A seasoned art therapist who has worked in a hospital, private practice, and a special education school, Dr. Kay blends art education and art therapy in her Intro to Art Therapy class. Throughout the course, she teaches her students on preparing them to educate special needs individuals ranging with emotional, social emotional, and physical disabilities.

Although she is impacting her students on a daily basis, she mentions that what they {her students} bring to the table helps her develop a comfortable learning environment.

“I really enjoy their energy and their passion, and I like to ignite that,” Kay noted. “When you see the work that they’re doing and you’re in this together, it’s a collaborative learning environment.”

In 2011, Kay received a Fulbright U.S. Scholars Award, traveling to Hungary to gather research on the impact of trauma on students’ art work. She credits her current success to learning from art educators in Hungary about psychological and emotional effects of trauma and students art work. Kay also developed a project with Hungarian art educators on “ugly and beautiful drawings” to compare how special needs children in Hungary and the United State view positive and negative things in life. She explains how impactful they’ve been in terms of educating those at Temple and in the Philadelphia community.

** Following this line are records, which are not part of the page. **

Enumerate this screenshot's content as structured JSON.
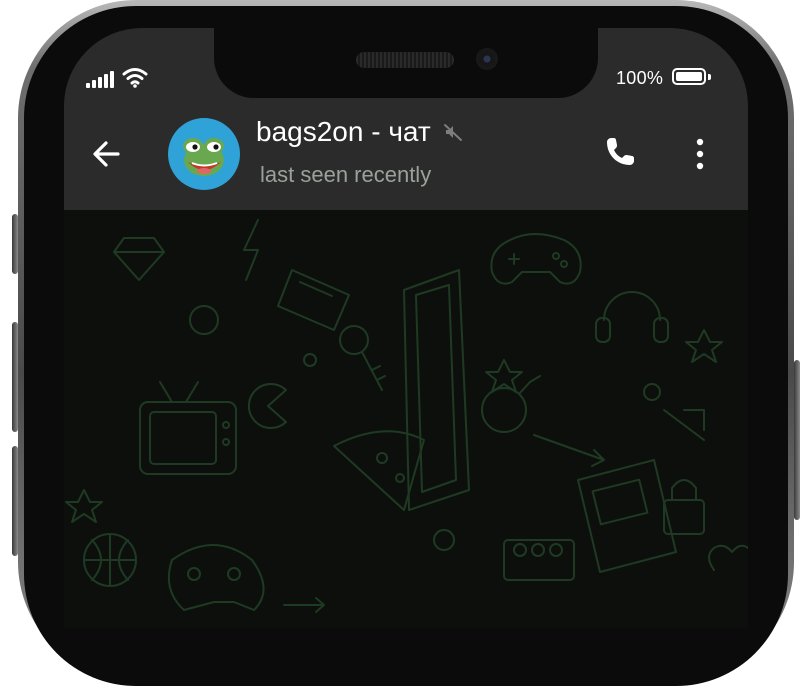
{
  "status_bar": {
    "battery_percent": "100%",
    "icons": [
      "signal-icon",
      "wifi-icon",
      "battery-icon"
    ]
  },
  "header": {
    "back_icon": "arrow-left-icon",
    "contact_name": "bags2on - чат",
    "muted_icon": "muted-speaker-icon",
    "status": "last seen recently",
    "call_icon": "phone-icon",
    "menu_icon": "more-vertical-icon"
  },
  "colors": {
    "bar_background": "#2b2b2b",
    "chat_background": "#0d0f0d",
    "doodle_stroke": "#1f3a22",
    "avatar_background": "#2fa2d8",
    "subtitle_text": "#9aa19a"
  }
}
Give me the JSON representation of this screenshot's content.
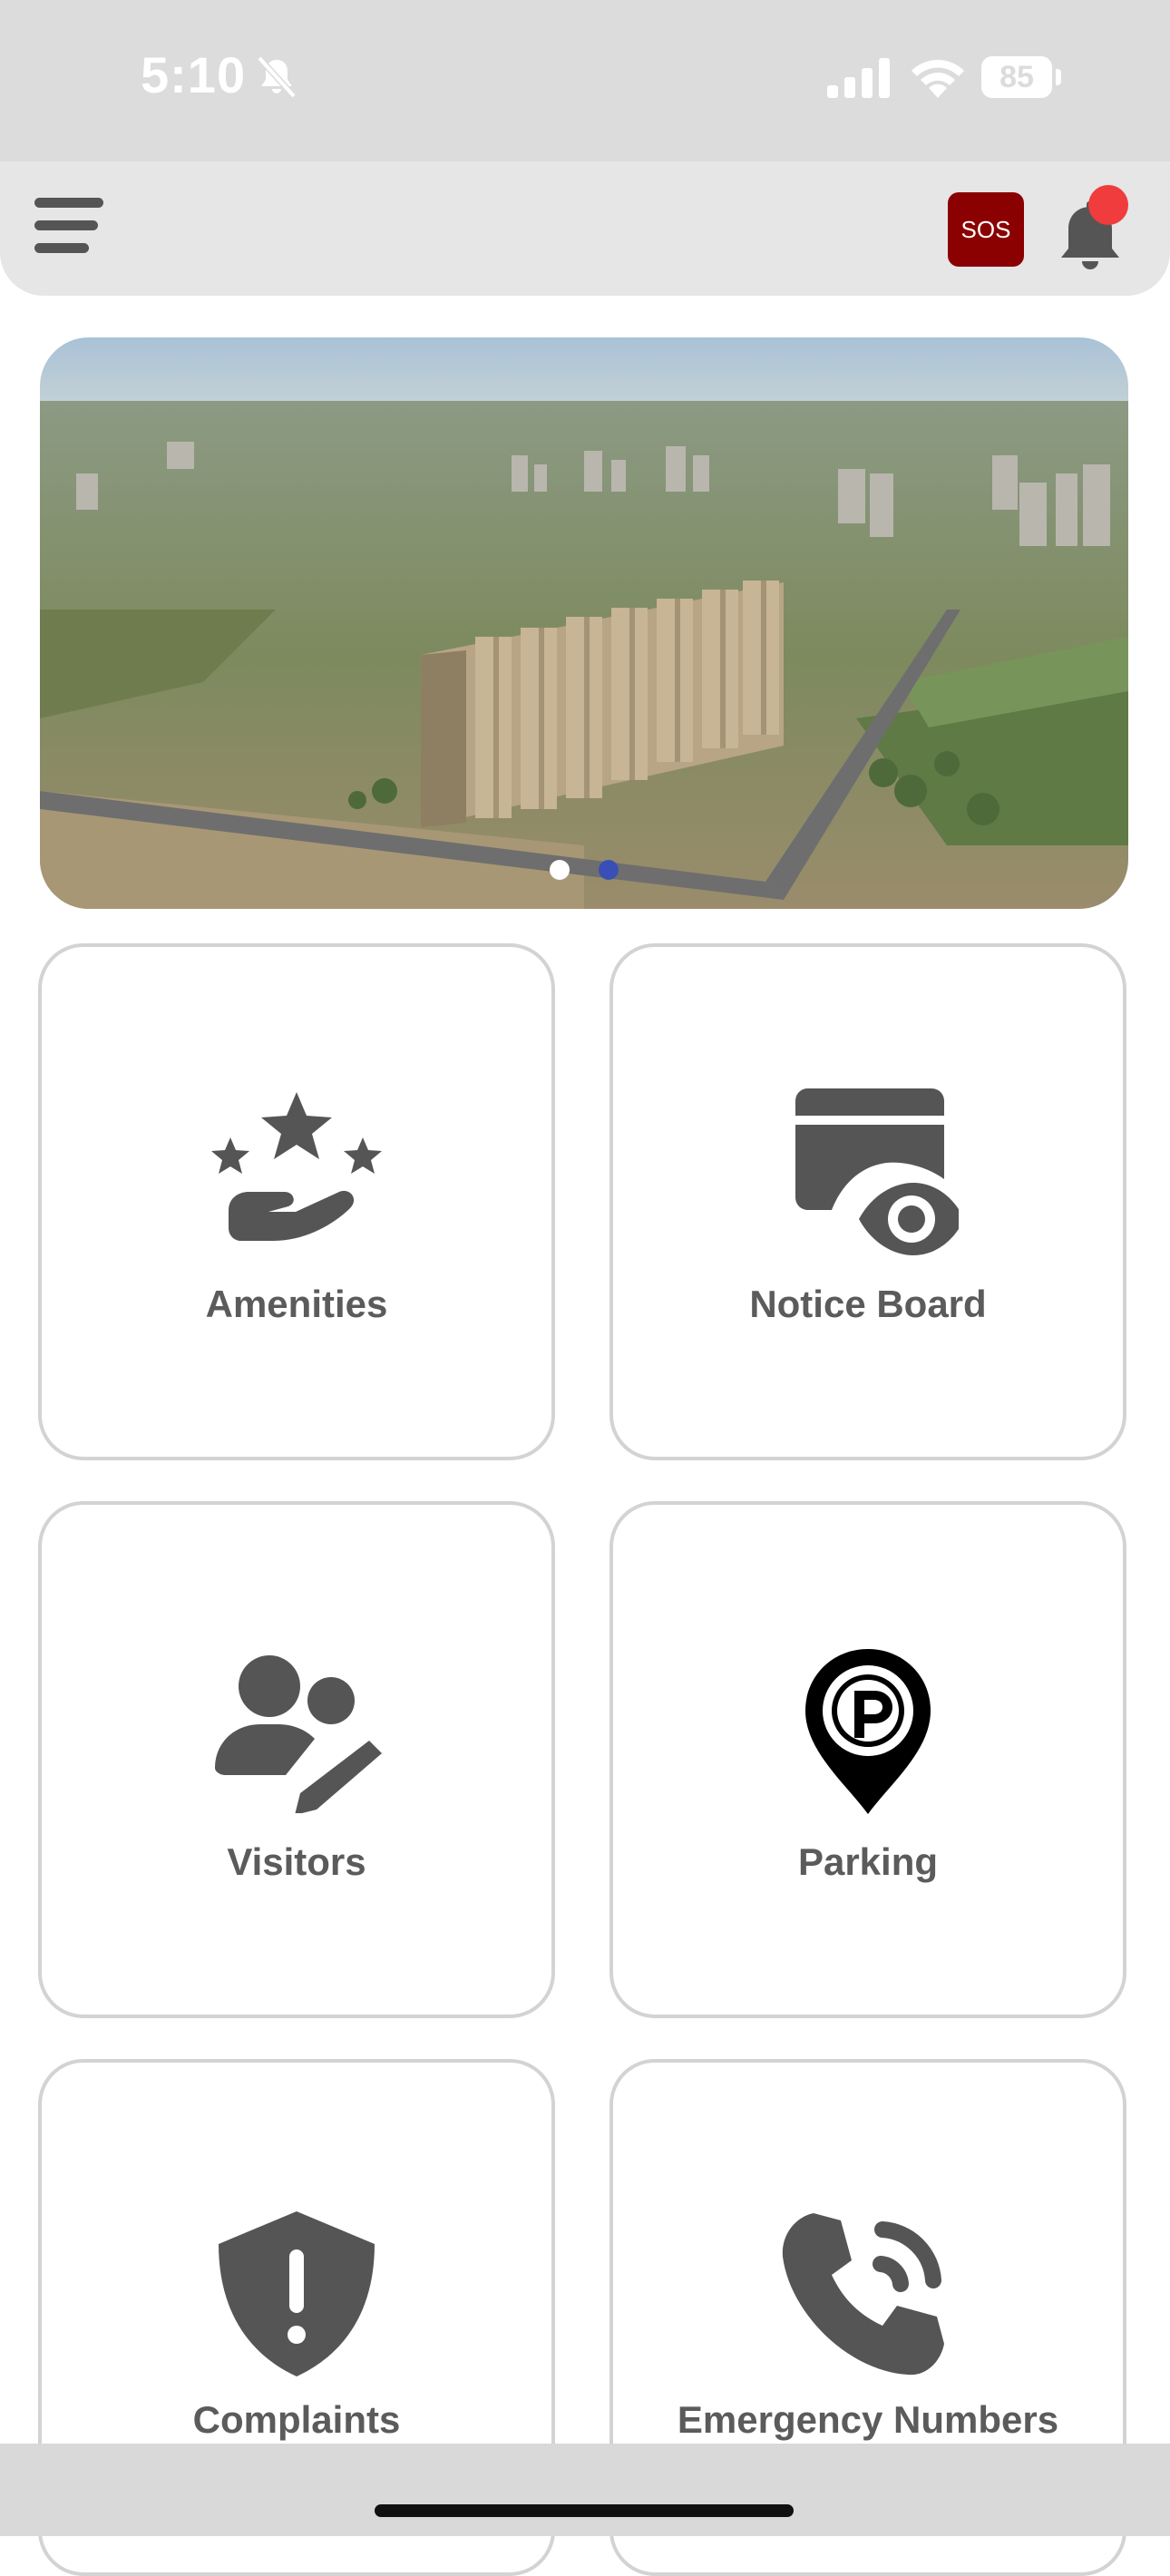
{
  "status_bar": {
    "time": "5:10",
    "battery": "85",
    "icons": [
      "bell-slash-icon",
      "signal-icon",
      "wifi-icon",
      "battery-icon"
    ]
  },
  "header": {
    "menu_icon": "hamburger-menu-icon",
    "sos_label": "SOS",
    "notification_icon": "bell-icon"
  },
  "banner": {
    "slide_count": 2,
    "active_slide": 2,
    "dot_colors": {
      "inactive": "#ffffff",
      "active": "#3a4fb5"
    }
  },
  "tiles": [
    {
      "label": "Amenities",
      "icon": "hand-stars-icon"
    },
    {
      "label": "Notice Board",
      "icon": "window-eye-icon"
    },
    {
      "label": "Visitors",
      "icon": "users-pen-icon"
    },
    {
      "label": "Parking",
      "icon": "parking-pin-icon"
    },
    {
      "label": "Complaints",
      "icon": "shield-exclamation-icon"
    },
    {
      "label": "Emergency Numbers",
      "icon": "phone-volume-icon"
    }
  ],
  "colors": {
    "sos": "#8b0000",
    "notification_badge": "#f03c3c",
    "tile_text": "#5b5b5b",
    "icon": "#555555"
  }
}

“Currently, I’ve brought in all aspects of what I’ve done in Hungary. I’m developing a trauma reform art curriculum for art teachers and art therapists,” she says. “I had a sabbatical last year and did some work with adolescents at Carson Valley Children’s Aid outside of Philadelphia and I tested this curriculum that was based on Dicker-Brandeis’ work, my own practices and art therapists, and contemporary art education. So I want to put it out there for art teachers,” Kay adds.

Moving forward, her goal is to continue to educate her students (and future special needs teachers) and give them a perspective on how to succeed in the industry.

“My goal is to help them develop compassion and understanding for their students and themselves.”